Luther’s breakthrough came when he realized that there was no humanly possible way to bridge the gap between God and humanity. One can do nothing to merit grace. It’s called grace because it’s entirely unmerited. God has done absolutely everything involved in salvation. God imputes Christ’s righteousness to the sinner based on faith, and even this faith is a gift of God. Humans always want to be able to contribute something, to think they had something to do with it. But it the scandal of it is that there is nothing about salvation that is not a gift (this has a slightly different nuance in Wesleyan theology. We’ll talk about that some other time. I’m pretty Lutheran today).
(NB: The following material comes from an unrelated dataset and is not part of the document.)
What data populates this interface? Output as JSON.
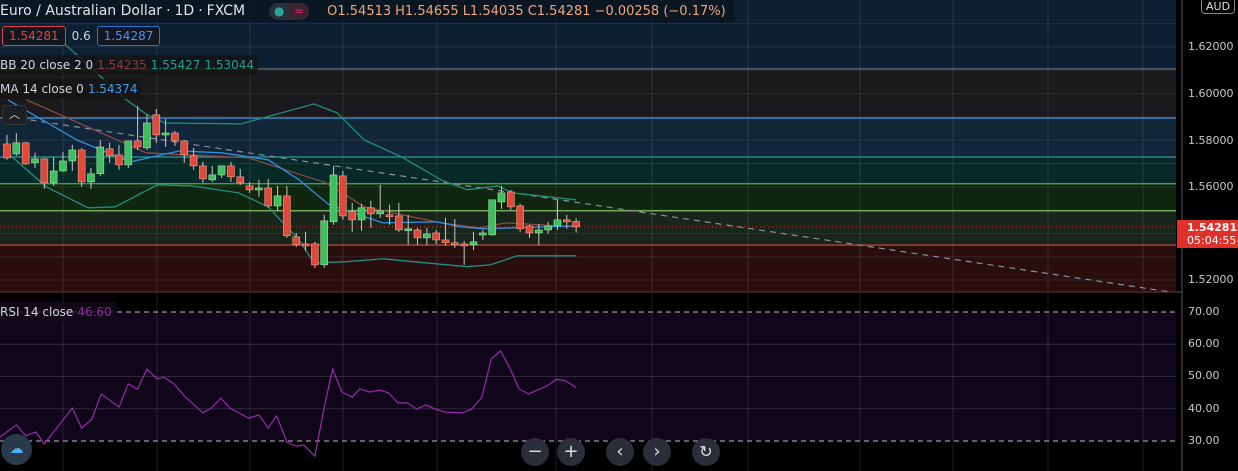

I fear (at certain moments) rejection by my school, which is also my community, and being deprived of a paycheck and a certain career. Luther feared being rejected by God and being deprived of eternal blessedness (and subjected to eternal torment). As I agonize over how much is enough to prove my merit as a scholar (a cruel irony that I study the grace of God, but have to prove my merit), I am thankful that I do not have to live my life wondering if I’ve done enough not to be rejected by God. My admission to candidacy and continuance in this program depends on me showing that I am good enough. My salvation does not.

And given how agonizing this test is, even though I will almost certainly pass it, I find that I don’t just think that any theology is wrong that makes my salvation almost but not entirely certain (and therefore dependent in some some small measure on my ability to prove my worth). I find it utterly abhorrent, and censure it not as an unfortunate misunderstanding, but a damnable error, a snare of the devil. But thanks be to God, through Jesus Christ our Lord.

“There is therefore now no condemnation for those who are in Christ Jesus.”